Originally posted January 2013
I was lamenting my lack of stamina a couple of weeks ago when we were all gathered at E&R’s house. Ai Ai was washing dishes and she turned around to tell me not to be discouraged. After all, she pointed out, You’ve always been kind of sleepy. It’s part of being a Tan, she continued – sometimes we just need to go lie down.
I had to agree. When Hannah was a toddler and I was supposed to be babysitting I’d invariably fall asleep on the sofa and Hannah would come over and tell me, “Aunty Ning Ning – wake up!” So sleepiness is not unfamiliar territory for me, although I seem to be exploring it at new levels now.
The first speech I gave in my Management Communication class was on how to handle a job fair if you’re an introvert. If you have never been to a job fair, let me explain. They were these crazy events we all felt obliged to attend during Business School if we ever wanted to be employed. A bzillion people would usually be in attendance and I’d stand there, appropriately suited up and with my nametag fastened to my lapel, tentatively handing out cards asking, You wanna give me a job? How ‘bout you? This kind of event was horrifying to me but as I said, I felt obliged to go to job fairs so I could eventually be employed. (Side note: I did get my job through a fair. Intel saw my resume posted on a preview site and they called me before the fair to say “hi.” I dutifully haunted their booth at the fair the next day and met every last one of the staffers there.)

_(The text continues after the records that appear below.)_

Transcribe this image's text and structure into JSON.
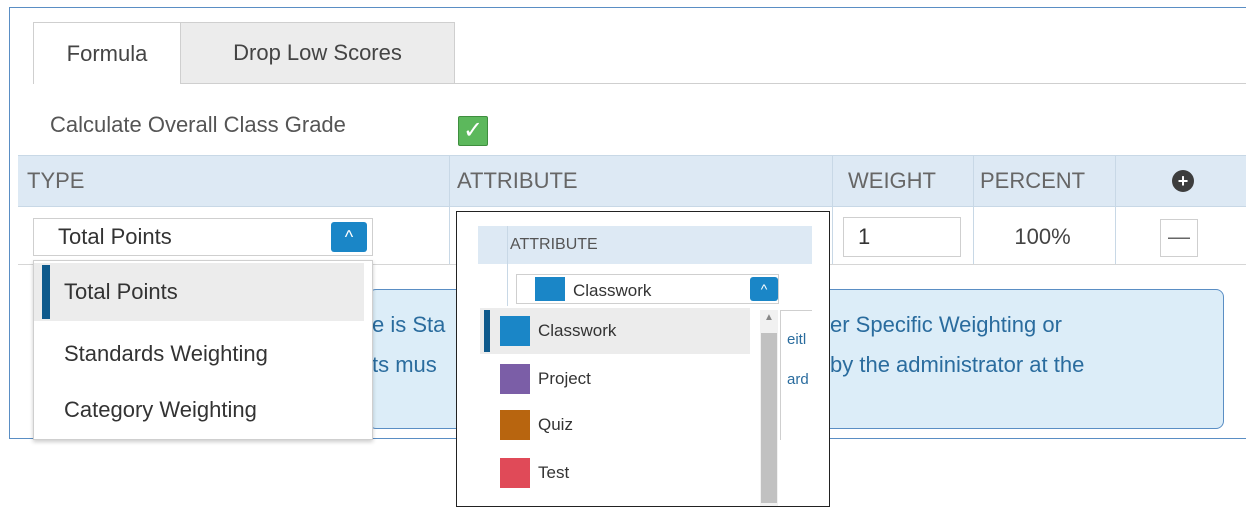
{
  "tabs": [
    {
      "label": "Formula",
      "active": true
    },
    {
      "label": "Drop Low Scores",
      "active": false
    }
  ],
  "calculate_overall": {
    "label": "Calculate Overall Class Grade",
    "checked": true,
    "check_glyph": "✓"
  },
  "table": {
    "headers": {
      "type": "TYPE",
      "attribute": "ATTRIBUTE",
      "weight": "WEIGHT",
      "percent": "PERCENT"
    },
    "add_icon": "plus-circle-icon",
    "row": {
      "type_value": "Total Points",
      "weight_value": "1",
      "percent_value": "100%",
      "remove_glyph": "—"
    }
  },
  "type_dropdown": {
    "chevron_glyph": "^",
    "options": [
      "Total Points",
      "Standards Weighting",
      "Category Weighting"
    ],
    "selected": "Total Points"
  },
  "info_banner": {
    "fragments": [
      "e is Sta",
      "ts mus",
      "er Specific Weighting or",
      "by the administrator at the"
    ]
  },
  "attribute_inset": {
    "header": "ATTRIBUTE",
    "selected_label": "Classwork",
    "chevron_glyph": "^",
    "scroll_up_glyph": "▲",
    "fragments": [
      "eitl",
      "ard"
    ],
    "options": [
      {
        "label": "Classwork",
        "color": "#1a86c7"
      },
      {
        "label": "Project",
        "color": "#7b5ea7"
      },
      {
        "label": "Quiz",
        "color": "#b8650f"
      },
      {
        "label": "Test",
        "color": "#e04a58"
      }
    ]
  },
  "colors": {
    "accent": "#1a86c7",
    "header_bg": "#dde9f4",
    "check_green": "#5cb85c",
    "info_text": "#2a6c9e"
  }
}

I began my speech by identifying the problem: energy depletion. My class was populated by a mix of personality types so I explained what it’s like to be an introvert so we were all on the same page. I showed them my faux “graph” (see picture above) and told them to imagine that I went to the Winter Formal and one of our classmates (a known extrovert who obligingly let me use him as an example) attended the same event. We both arrived at 8pm (time is on the x-axis) but whereas my classmate’s energy levels grew throughout the evening as he interacted with others, mine declined. By 9pm my contacts would have dried out and by midnight it would be time for me to turn into a pumpkin.
Now the timeline has moved up by about 3-5 hours, but the problem is largely the same. So is the solution:
I asked my classmates to imagine that they now had to attend a Career Fair that started at 8am. The key was to carve out times in your schedule where you could go “hide” from the public and recharge. I told them to think of those big blue arrows as “blue pools of serenity.” I was completely serious. That’s exactly what I used to do – take a time out in the coffee shop, go wash my hands in the Ladies’, look out the window in a quiet hallway – anything for a few minutes of solitude. My friend E|B, who “drove” my slides for me that day, once caught me hiding in the computer lab during a networking event. We both laughed hard at catching each other trying to do the same thing.
These days I’ve been trying to protect my energy even more fiercely than before. The problem is that my desire to be laughing/eating/talking with my friends is also stronger than ever. For instance, today is a special day – J==> is holding a housewarming party. I was so pleased to learn of this gathering but decided that the prudent thing to do was to spend a quiet day at home. I have found that if I have too much fun on Friday or Saturday then Sunday is really hard. But that doesn’t mean I don’t want to be there. Instead of sending George, my social proxy, I’ve asked K to keep her sense of good décor on alert so she can help me choose something appropriate to make J==>’s house into a home.
Update: I based the ideas for my introvert at a job fair presentation on a book introduced to me by my career advisor. (The faux graphs are originals by me from my school archive.) It’s called The Introvert Advantage by Marti Olsen Laney. I recalled this after some people told me that those concepts resonated with them. It feels like I’ve thought like this all along since I read the book a few years ago and immediately recognized how I’m wired in its pages. I remembered, though, that those ideas were actually external so I wanted to acknowledge that.